Many types of business structures exist, each with its own set of pros and cons. At the Law Office of Jason Brown, we can walk you through them and help you choose the one that best fits your needs. How your business is formed will play a key part in its future. We can make sure that your business venture has the proper foundation it needs so that you can move forward safely and securely.
Business Formations in Texas
Various business structures come with certain benefits and risks. We can help you understand them so that you have the legal protections you need and want.
Business entities can include:
Sole Proprietorship. You are the sole owner of your business. This is achieved simply by beginning business operations in which you and the sole proprietorship are one. This means you will pay taxes on any business profits as income on your personal taxes. You are also personally responsible for any business debts or liabilities.
Partnership. This Is similar to a Sole Proprietorship, except that it is owned by two or more people. No need exists to file any papers or pay any fees to establish a Partnership. Each partner will report their fair share of the business profits on their personal taxes as income and each partner is personally liable for any business liabilities.
Limited Partnerships (LP) or Limited Liability Partnerships (LLP). These require filing fees, are more expensive to set up, and are more complicated. They usually consist of “general partners” and “limited partners.” General partners normally deal with day-to-day operations and are generally personally liable for business liabilities. Limited partners are not personally liable and are not involved in the day-to-day operations.
Corporations and Limited Liability Corporations (LLC). These may shield you from any personal liability resulting from business debt. Corporations are their own legal entity for tax purposes, while LLCs are not their own entity, meaning the owners of the LLC must pay personal income taxes on their share of the profits.
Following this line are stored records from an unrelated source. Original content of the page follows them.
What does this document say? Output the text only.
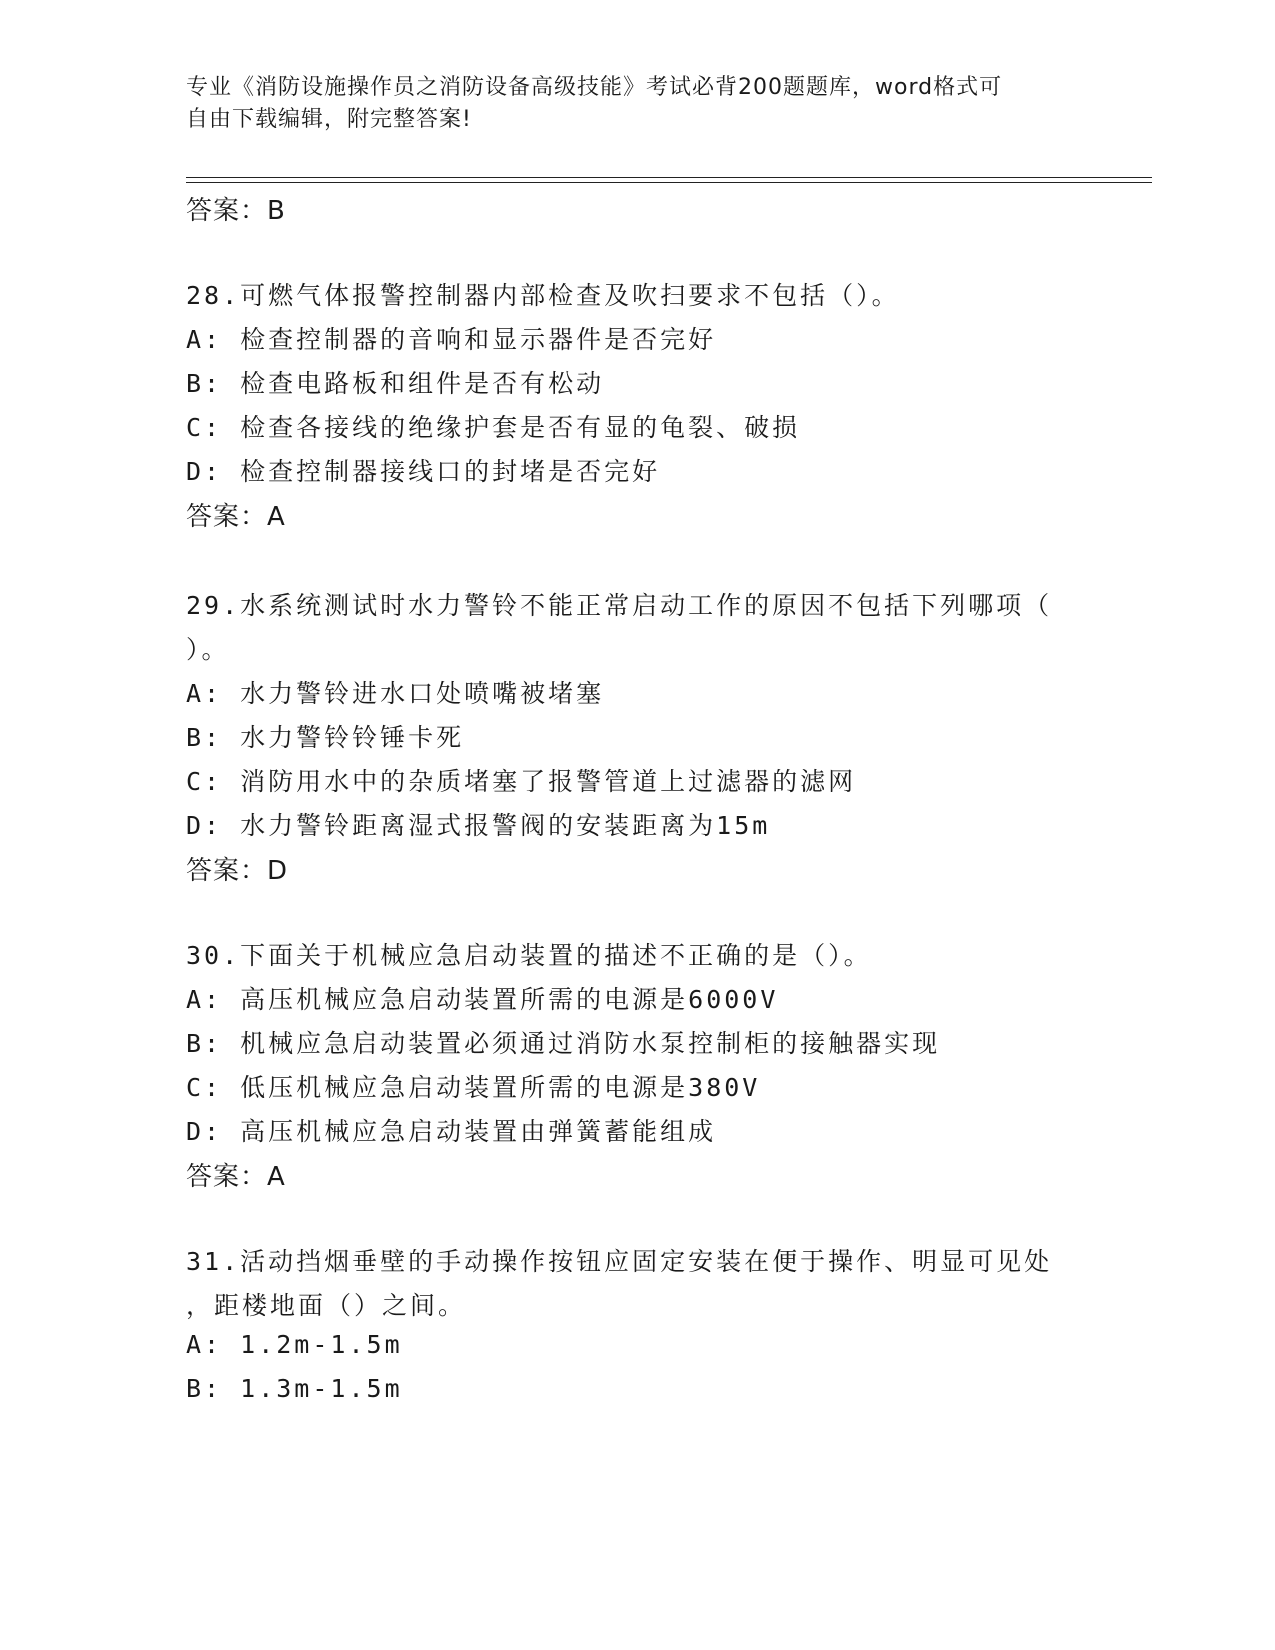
专业《消防设施操作员之消防设备高级技能》考试必背200题题库，word格式可
自由下载编辑，附完整答案!
答案：B
28.可燃气体报警控制器内部检查及吹扫要求不包括（）。
A: 检查控制器的音响和显示器件是否完好
B: 检查电路板和组件是否有松动
C: 检查各接线的绝缘护套是否有显的龟裂、破损
D: 检查控制器接线口的封堵是否完好
答案：A
29.水系统测试时水力警铃不能正常启动工作的原因不包括下列哪项（
）。
A: 水力警铃进水口处喷嘴被堵塞
B: 水力警铃铃锤卡死
C: 消防用水中的杂质堵塞了报警管道上过滤器的滤网
D: 水力警铃距离湿式报警阀的安装距离为15m
答案：D
30.下面关于机械应急启动装置的描述不正确的是（）。
A: 高压机械应急启动装置所需的电源是6000V
B: 机械应急启动装置必须通过消防水泵控制柜的接触器实现
C: 低压机械应急启动装置所需的电源是380V
D: 高压机械应急启动装置由弹簧蓄能组成
答案：A
31.活动挡烟垂壁的手动操作按钮应固定安装在便于操作、明显可见处
，距楼地面（）之间。
A: 1.2m-1.5m
B: 1.3m-1.5m
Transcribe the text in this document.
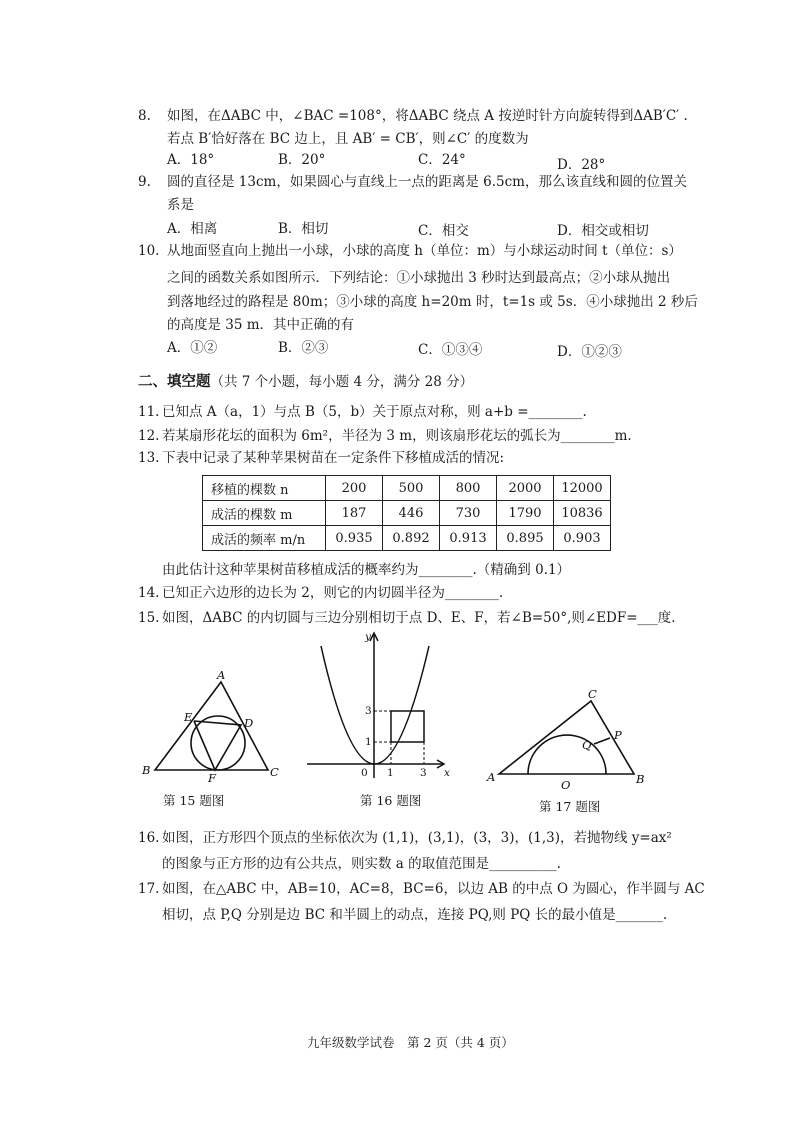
8. 如图，在ΔABC 中，∠BAC =108°，将ΔABC 绕点 A 按逆时针方向旋转得到ΔAB′C′ .
若点 B′恰好落在 BC 边上，且 AB′ = CB′，则∠C′ 的度数为
A．18°	B．20°	C．24°	D．28°
9. 圆的直径是 13cm，如果圆心与直线上一点的距离是 6.5cm，那么该直线和圆的位置关
系是
A．相离	B．相切	C．相交	D．相交或相切
10. 从地面竖直向上抛出一小球，小球的高度 h（单位：m）与小球运动时间 t（单位：s）
之间的函数关系如图所示．下列结论：①小球抛出 3 秒时达到最高点；②小球从抛出
到落地经过的路程是 80m；③小球的高度 h=20m 时，t=1s 或 5s．④小球抛出 2 秒后
的高度是 35 m．其中正确的有
A．①②	B．②③	C．①③④	D．①②③
二、填空题（共 7 个小题，每小题 4 分，满分 28 分）
11. 已知点 A（a，1）与点 B（5，b）关于原点对称，则 a+b =________.
12. 若某扇形花坛的面积为 6m²，半径为 3 m，则该扇形花坛的弧长为________m.
13. 下表中记录了某种苹果树苗在一定条件下移植成活的情况:
移植的棵数 n	200	500	800	2000	12000
成活的棵数 m	187	446	730	1790	10836
成活的频率 m/n	0.935	0.892	0.913	0.895	0.903
由此估计这种苹果树苗移植成活的概率约为________.（精确到 0.1）
14. 已知正六边形的边长为 2，则它的内切圆半径为________.
15. 如图，ΔABC 的内切圆与三边分别相切于点 D、E、F，若∠B=50°,则∠EDF=___度.
A
B	C
D
E
F
第 15 题图
y
x
0 1	3
1
3
第 16 题图
A	B
C
O
P
Q
第 17 题图
16. 如图，正方形四个顶点的坐标依次为 (1,1)，(3,1)，(3，3)，(1,3)，若抛物线 y=ax²
的图象与正方形的边有公共点，则实数 a 的取值范围是__________.
17. 如图，在△ABC 中，AB=10，AC=8，BC=6，以边 AB 的中点 O 为圆心，作半圆与 AC
相切，点 P,Q 分别是边 BC 和半圆上的动点，连接 PQ,则 PQ 长的最小值是_______.
九年级数学试卷　第 2 页（共 4 页）
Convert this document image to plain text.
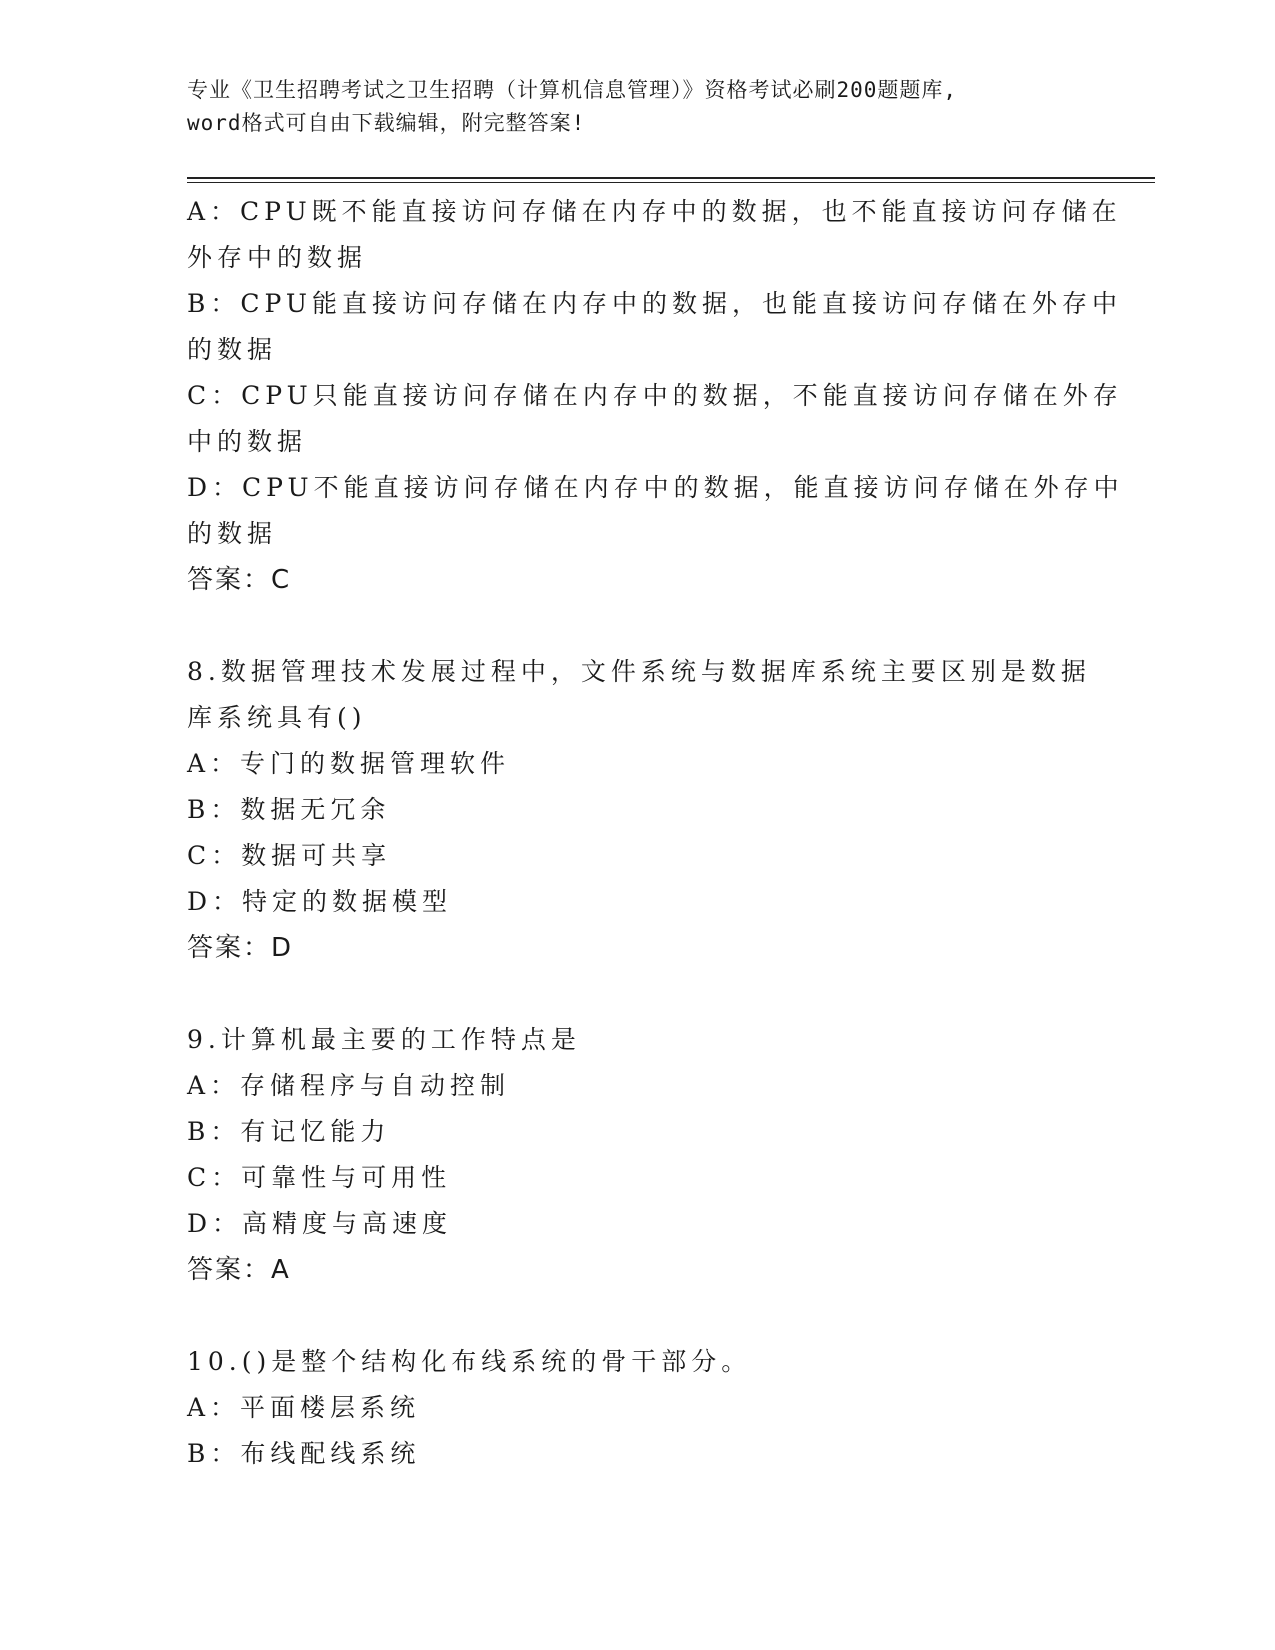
专业《卫生招聘考试之卫生招聘（计算机信息管理）》资格考试必刷200题题库,
word格式可自由下载编辑，附完整答案!
A：CPU既不能直接访问存储在内存中的数据，也不能直接访问存储在
外存中的数据
B：CPU能直接访问存储在内存中的数据，也能直接访问存储在外存中
的数据
C：CPU只能直接访问存储在内存中的数据，不能直接访问存储在外存
中的数据
D：CPU不能直接访问存储在内存中的数据，能直接访问存储在外存中
的数据
答案：C
8.数据管理技术发展过程中，文件系统与数据库系统主要区别是数据
库系统具有()
A：专门的数据管理软件
B：数据无冗余
C：数据可共享
D：特定的数据模型
答案：D
9.计算机最主要的工作特点是
A：存储程序与自动控制
B：有记忆能力
C：可靠性与可用性
D：高精度与高速度
答案：A
10.()是整个结构化布线系统的骨干部分。
A：平面楼层系统
B：布线配线系统
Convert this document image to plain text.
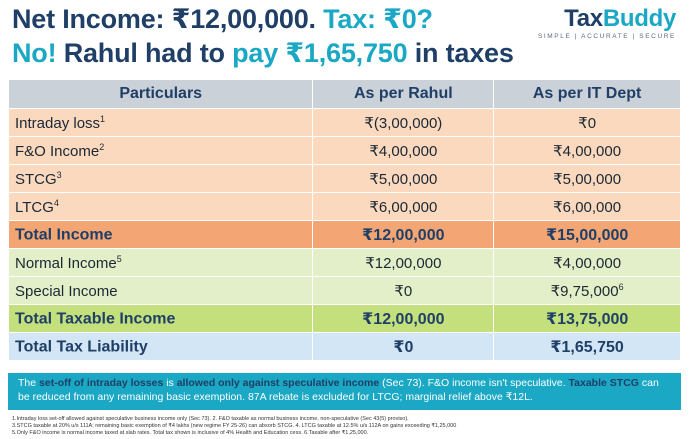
Net Income: ₹12,00,000. Tax: ₹0?
No! Rahul had to pay ₹1,65,750 in taxes
TaxBuddy
SIMPLE | ACCURATE | SECURE
Particulars	As per Rahul	As per IT Dept
Intraday loss$^1$	₹(3,00,000)	₹0
F&O Income$^2$	₹4,00,000	₹4,00,000
STCG$^3$	₹5,00,000	₹5,00,000
LTCG$^4$	₹6,00,000	₹6,00,000
Total Income	₹12,00,000	₹15,00,000
Normal Income$^5$	₹12,00,000	₹4,00,000
Special Income	₹0	₹9,75,000$^6$
Total Taxable Income	₹12,00,000	₹13,75,000
Total Tax Liability	₹0	₹1,65,750
The set-off of intraday losses is allowed only against speculative income (Sec 73). F&O income isn't speculative. Taxable STCG can be reduced from any remaining basic exemption. 87A rebate is excluded for LTCG; marginal relief above ₹12L.
1.Intraday loss set-off allowed against speculative business income only (Sec 73). 2. F&O taxable as normal business income, non-speculative (Sec 43(5) proviso).
3.STCG taxable at 20% u/s 111A; remaining basic exemption of ₹4 lakhs (new regime FY 25-26) can absorb STCG. 4. LTCG taxable at 12.5% u/s 112A on gains exceeding ₹1,25,000
5.Only F&O income is normal income taxed at slab rates. Total tax shown is inclusive of 4% Health and Education cess. 6.Taxable after ₹1,25,000.
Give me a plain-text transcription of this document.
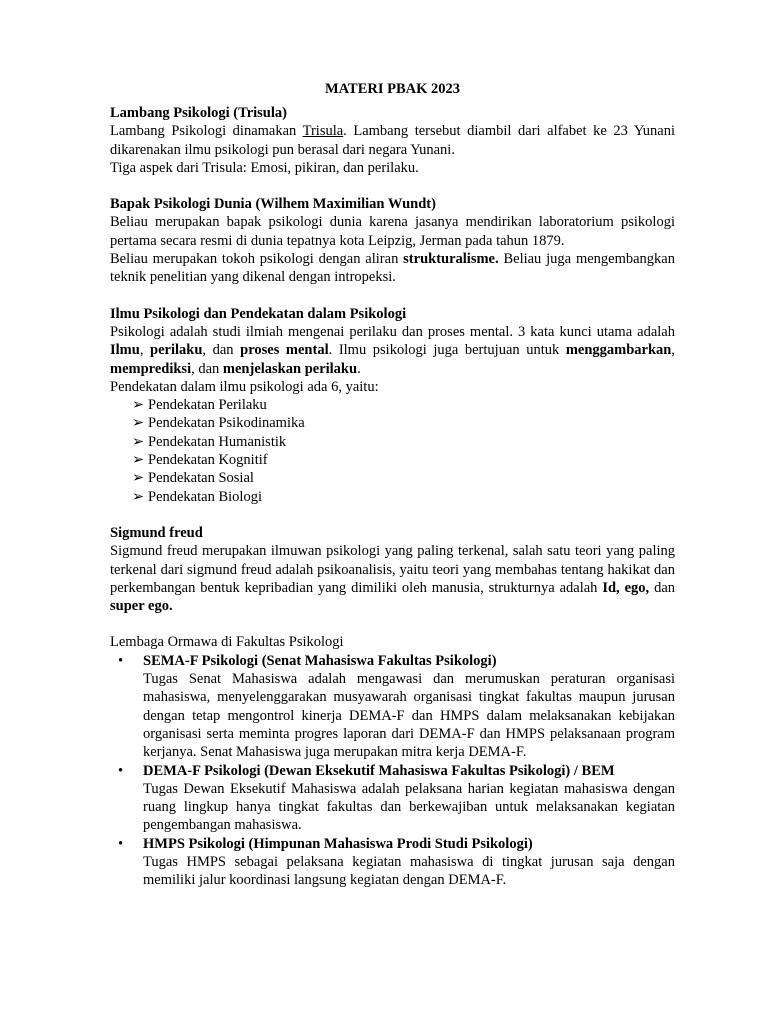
MATERI PBAK 2023

Lambang Psikologi (Trisula)

Lambang Psikologi dinamakan Trisula. Lambang tersebut diambil dari alfabet ke 23 Yunani dikarenakan ilmu psikologi pun berasal dari negara Yunani.

Tiga aspek dari Trisula: Emosi, pikiran, dan perilaku.

Bapak Psikologi Dunia (Wilhem Maximilian Wundt)

Beliau merupakan bapak psikologi dunia karena jasanya mendirikan laboratorium psikologi pertama secara resmi di dunia tepatnya kota Leipzig, Jerman pada tahun 1879.

Beliau merupakan tokoh psikologi dengan aliran strukturalisme. Beliau juga mengembangkan teknik penelitian yang dikenal dengan intropeksi.

Ilmu Psikologi dan Pendekatan dalam Psikologi

Psikologi adalah studi ilmiah mengenai perilaku dan proses mental. 3 kata kunci utama adalah Ilmu, perilaku, dan proses mental. Ilmu psikologi juga bertujuan untuk menggambarkan, memprediksi, dan menjelaskan perilaku.

Pendekatan dalam ilmu psikologi ada 6, yaitu:

➢ Pendekatan Perilaku
➢ Pendekatan Psikodinamika
➢ Pendekatan Humanistik
➢ Pendekatan Kognitif
➢ Pendekatan Sosial
➢ Pendekatan Biologi

Sigmund freud

Sigmund freud merupakan ilmuwan psikologi yang paling terkenal, salah satu teori yang paling terkenal dari sigmund freud adalah psikoanalisis, yaitu teori yang membahas tentang hakikat dan perkembangan bentuk kepribadian yang dimiliki oleh manusia, strukturnya adalah Id, ego, dan super ego.

Lembaga Ormawa di Fakultas Psikologi

• SEMA-F Psikologi (Senat Mahasiswa Fakultas Psikologi)

Tugas Senat Mahasiswa adalah mengawasi dan merumuskan peraturan organisasi mahasiswa, menyelenggarakan musyawarah organisasi tingkat fakultas maupun jurusan dengan tetap mengontrol kinerja DEMA-F dan HMPS dalam melaksanakan kebijakan organisasi serta meminta progres laporan dari DEMA-F dan HMPS pelaksanaan program kerjanya. Senat Mahasiswa juga merupakan mitra kerja DEMA-F.

• DEMA-F Psikologi (Dewan Eksekutif Mahasiswa Fakultas Psikologi) / BEM

Tugas Dewan Eksekutif Mahasiswa adalah pelaksana harian kegiatan mahasiswa dengan ruang lingkup hanya tingkat fakultas dan berkewajiban untuk melaksanakan kegiatan pengembangan mahasiswa.

• HMPS Psikologi (Himpunan Mahasiswa Prodi Studi Psikologi)

Tugas HMPS sebagai pelaksana kegiatan mahasiswa di tingkat jurusan saja dengan memiliki jalur koordinasi langsung kegiatan dengan DEMA-F.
Professional Limited Liability Corporations (PLLC). These are LLCs established for certain licensed professionals. These professionals are not held liable for any business debts or lawsuits.
Nonprofits. These are corporations formed with the intent to carry out charitable, educational, literary, religious, or scientific purposes. Usually, the money taken in for charitable purposes is not taxed by either the federal or state government.
Co-ops. These are businesses associated with grassroots organizations.
After understanding the tax consequences, personal liability protection or lack thereof, the ease of setup, the separation between owner and management, and other aspects of the various formations, Attorney Jason Brown can act on your behalf to handle all the needed legal steps to make your business an existing reality.